Little Rock looks at expense of services out of city

Studies respond to state proposal

By midsummer, Little Rock will be armed with three estimates of potential costs if the city were to provide services to two areas outside city limits that are within Little Rock's zoning control.

The numbers will be included in a draft report by consultants that will be released within the next two months to allow for citizen and community feedback before a full and finalized report is delivered to the Little Rock Board of Directors in September.

The board ordered the study of the cost of providing services to its extraterritorial jurisdiction areas so it would be prepared with facts when it opposes a bill expected to be re-filed in the state Legislature next year.

Last year, a bill was discussed that would have mandated cities to extend sewer service to extraterritorial jurisdiction areas if a property owner requested it. In addition, the city would have to pay for the infrastructure and sign a pre-annexation agreement with the property owner.
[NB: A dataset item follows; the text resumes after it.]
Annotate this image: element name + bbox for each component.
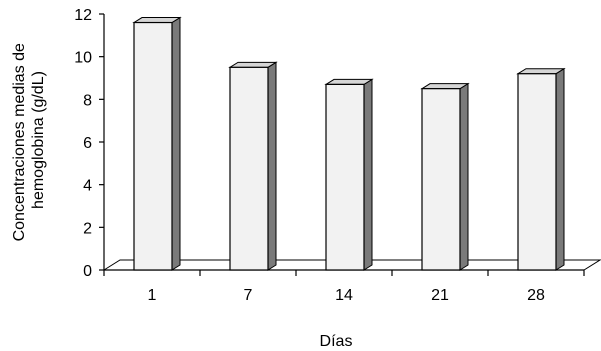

The bill did not become law, but it is anticipated to resurface next year.

The bill appeared after the Little Rock Board of Directors voted down developments in its extraterritorial jurisdiction because of opposition to sewer package plants -- private miniature sewer treatment plants that are put in by developers in areas where there is no access to city sewer services.

In addition to the city study, the board ordered the Little Rock Water Reclamation Authority -- the city's wastewater utility -- to also study the cost and effects of extending sewer service outside city limits. That study is ongoing and is expected to be complete by September. It is separate from the city study, but both consultants are collaborating on the studies.

Little Rock's extraterritorial jurisdiction consists of a 3-mile area outside the city's western limits and another area on its southeastern border, in which the city exerts zoning authority to anticipate growth and annexation.

The areas receive no city services. Occupants are not city residents.

"The city isn't going out proposing to provide the services. The city wants to be able to go to the Legislature with something more than, 'Oh my God. Are you kidding me? This is going to bankrupt us.' So that's the motivation of this study, in all honesty," Little Rock Planning Manager Walter Malone said.

The city's consultants, Tischler-Bise Inc., are configuring three cost models. The city contracted with the firm for $223,470 to complete the study.

The first model will determine the cost to extend city services -- including police, fire, trash and road services -- based on Metroplan's estimate of how much the areas will expand by jobs and population over the next 20 years under current laws and regulations.

The second model will take into account how that growth might increase if the state were to enact a law mandating the city provide sewer service when developers request it.

"If we are going to provide these services, some development that would have [gone] to Saline County or northern Pulaski County will instead come to these areas," Malone said. "So, we up the population and employment that go to these two areas in the second model because it would now be less costly to develop there."

The third model does the same as the second, but it also takes into account the possibility that the city could incentivize business and housing growth in certain areas -- for example, areas closer to a fire station -- and whether that would lower the cost to provide services.

Community activist Jim Lynch said at a recent city presentation updating the community on the study that its outcome could affect how Little Rock looks at annexation in the future.

"If you get sewer, you're going to have an explosion out there," he said. "Then the question is, how do you pay for it? We've got to have these numbers available to us to be rooted in some kind of intelligent discussion."

Developer Wayne Oz Richie asked why the city wouldn't be able to pay for the increased services with the extra tax dollars coming from new city residents who are annexed in.

One of the consultants said the tax rate hasn't kept up with the demand of services, and the study plans to determine whether there are sufficient revenue sources to cover the expenditures.

"If Little Rock can't grow, we might as well hang a shingle up and close for business. We're Chattanooga. We might as well be closed for business," Richie said, referring to the Tennessee city that lost 10 percent of its population in the 1980s but was able to recover by 2010, partly through annexation.

Lynch countered.

"The question is not if we are going to grow, it's going to be how do we pay for it? If Scenario No. 2 [a state law mandating city-provided sewer service] were to happen, we can't pay for it. There's no way we can pay for it," he said.